Ce mardi 4 mars, le Pritztker Prize 2025 a été attribué à l’architecte chinois Liu Jiakun. Né en 1956, il fonde Jiakun Architects en 1999 à Chengdu, et pratique majoritairement en Chine. Le jury de cette 54e édition du prix a salué une approche humaniste et innovante, capable de « célébrer la vie quotidienne des citoyen·nes ordinaires ». Son travail se caractérise notamment par l’utilisation de matériaux locaux et recyclés, comme les « rebirth bricks », issues des décombres du tremblement de terre du Sichuan en 2008. En 2015, ‘A’A’ présentait déjà cet engagement envers la durabilité et la mémoire culturelle, dans un article publié dans le numéro 409 de la revue sur les « Innovations » et qui, une décennie plus tard, est toujours d’actualité.


Laurie Picout

En 2008, la ville de Wenchuan, dans la région du Sichuan, fut presque entièrement détruite par un des tremblements de terre les plus dévastateurs jamais recensés en Chine. Malgré les fréquents séismes de cette région montagneuse proche de l’Himalaya, aucune mesure n’a pu être mise en place pour limiter les dégâts. Face à la pénurie de matériaux de reconstruction, l’architecte Liu Jiakun a misé sur le réemploi des gravats. « Des tas de bâtiments en ruine attendaient d’être évacués. Et, avec les moissons en cours, la paille était disponible en grande quantité », explique-t-il au sujet de ses « rebirth bricks », de véritables briques recyclées.

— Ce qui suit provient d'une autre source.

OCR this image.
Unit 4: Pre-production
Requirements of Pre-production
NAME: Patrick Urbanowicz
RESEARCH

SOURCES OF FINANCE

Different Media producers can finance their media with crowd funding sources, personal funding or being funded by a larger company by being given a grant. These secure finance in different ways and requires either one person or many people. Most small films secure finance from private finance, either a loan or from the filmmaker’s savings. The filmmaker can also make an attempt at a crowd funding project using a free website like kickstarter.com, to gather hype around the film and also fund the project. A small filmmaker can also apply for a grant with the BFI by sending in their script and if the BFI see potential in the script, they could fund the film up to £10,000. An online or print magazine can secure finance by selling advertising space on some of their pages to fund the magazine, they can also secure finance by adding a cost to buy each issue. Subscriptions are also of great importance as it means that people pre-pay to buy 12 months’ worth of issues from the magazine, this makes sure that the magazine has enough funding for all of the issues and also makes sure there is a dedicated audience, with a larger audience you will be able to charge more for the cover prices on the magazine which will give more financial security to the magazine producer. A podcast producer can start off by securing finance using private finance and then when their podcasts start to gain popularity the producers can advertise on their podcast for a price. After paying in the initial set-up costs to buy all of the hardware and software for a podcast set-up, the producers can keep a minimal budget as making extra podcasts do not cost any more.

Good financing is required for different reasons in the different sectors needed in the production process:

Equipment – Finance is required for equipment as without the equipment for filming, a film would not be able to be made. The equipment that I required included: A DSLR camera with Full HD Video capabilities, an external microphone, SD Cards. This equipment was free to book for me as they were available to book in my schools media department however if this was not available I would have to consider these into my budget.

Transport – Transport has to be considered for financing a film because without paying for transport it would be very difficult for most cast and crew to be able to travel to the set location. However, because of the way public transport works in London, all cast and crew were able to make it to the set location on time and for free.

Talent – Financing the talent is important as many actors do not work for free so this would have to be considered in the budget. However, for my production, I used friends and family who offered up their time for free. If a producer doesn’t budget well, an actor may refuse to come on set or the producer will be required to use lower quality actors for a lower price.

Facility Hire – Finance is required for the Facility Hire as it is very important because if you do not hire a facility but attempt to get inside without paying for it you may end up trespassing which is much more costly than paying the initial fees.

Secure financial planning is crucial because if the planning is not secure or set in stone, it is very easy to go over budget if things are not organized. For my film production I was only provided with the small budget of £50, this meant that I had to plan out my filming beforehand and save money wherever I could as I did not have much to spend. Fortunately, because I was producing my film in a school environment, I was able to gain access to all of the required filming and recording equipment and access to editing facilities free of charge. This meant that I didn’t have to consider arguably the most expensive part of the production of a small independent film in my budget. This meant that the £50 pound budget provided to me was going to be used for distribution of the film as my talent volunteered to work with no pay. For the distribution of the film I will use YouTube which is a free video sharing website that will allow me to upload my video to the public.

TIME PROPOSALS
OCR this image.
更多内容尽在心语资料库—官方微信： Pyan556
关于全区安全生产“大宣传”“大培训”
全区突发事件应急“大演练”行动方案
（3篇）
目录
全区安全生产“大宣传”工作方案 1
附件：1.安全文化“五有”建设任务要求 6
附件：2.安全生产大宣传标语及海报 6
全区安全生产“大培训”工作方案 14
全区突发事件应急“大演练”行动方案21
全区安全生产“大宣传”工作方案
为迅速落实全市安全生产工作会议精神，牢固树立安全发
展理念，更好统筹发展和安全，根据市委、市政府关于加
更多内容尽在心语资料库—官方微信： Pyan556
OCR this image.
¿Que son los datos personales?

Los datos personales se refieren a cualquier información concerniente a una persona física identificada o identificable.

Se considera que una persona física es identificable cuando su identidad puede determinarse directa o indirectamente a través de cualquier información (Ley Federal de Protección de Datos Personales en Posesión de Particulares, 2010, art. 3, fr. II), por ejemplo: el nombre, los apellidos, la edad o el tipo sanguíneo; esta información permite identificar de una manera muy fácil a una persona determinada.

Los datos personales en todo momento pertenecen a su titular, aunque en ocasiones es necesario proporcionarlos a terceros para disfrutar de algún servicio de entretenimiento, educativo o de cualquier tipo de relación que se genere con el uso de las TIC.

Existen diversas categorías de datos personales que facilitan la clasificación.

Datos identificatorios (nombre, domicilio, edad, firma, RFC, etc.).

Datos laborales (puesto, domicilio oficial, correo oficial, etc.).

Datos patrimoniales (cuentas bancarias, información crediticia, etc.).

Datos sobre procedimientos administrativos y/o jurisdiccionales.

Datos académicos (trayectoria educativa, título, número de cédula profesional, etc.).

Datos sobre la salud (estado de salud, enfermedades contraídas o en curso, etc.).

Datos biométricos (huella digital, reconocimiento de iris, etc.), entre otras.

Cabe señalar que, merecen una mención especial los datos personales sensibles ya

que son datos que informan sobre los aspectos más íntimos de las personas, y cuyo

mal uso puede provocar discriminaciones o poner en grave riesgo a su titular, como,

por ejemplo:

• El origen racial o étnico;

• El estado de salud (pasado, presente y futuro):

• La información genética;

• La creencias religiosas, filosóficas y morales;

Avec l’aide d’artisans locaux, il a mis au point un procédé de fabrication semi-industriel utilisant les débris comme agrégat, les tiges de blé – habituellement incinérées l’été par les paysans – comme additif, réduisant ainsi poids et coût des briques tout en minimisant la pollution atmosphérique, et enfin du ciment et du sable comme liant. Une machine sur mesure permet de produire rapidement ces briques légères en cas d’urgence.

Dans le cas du musée Shuijingfang consacré à l’histoire séculaire de la production vinicole chinoise, l’agence Jiakun Architects a utilisé les rebirth bricks en partie basse des façades, agrémentées de bambou traditionnel consolidé, plus léger, en partie haute. Une façon de « traduire l’essence culturelle orientale en langage architectural contemporain », commente Yang Ying, l’un des architectes de l’agence. En effet, le projet a été pensé en hommage aux ruines historiques des dynasties Ming et Qing autant qu’à l’ancienne distillerie et aux ateliers de brassage des années 1930 sur lesquels il s’implante. « Notre conception devait être humble et subtile, sans imiter l’architecture de l’époque ni l’occulter avec un style actuel trop envahissant », ajoute Yang Ying.

Tel un hommage au passé et à un perpétuel recommencement, les rebirth bricks traduisent un renouveau à la fois concret et spirituel. L’urbanisation pratiquée actuellement en Chine, faite de démolitions et reconstructions effrénées, produit une grande quantité de déchets pouvant devenir une source de matériaux pour la fabrication à grande échelle de briques recyclées. Dans un paysage en constante évolution, les traces du passé resteraient alors perceptibles dans la structure même des constructions.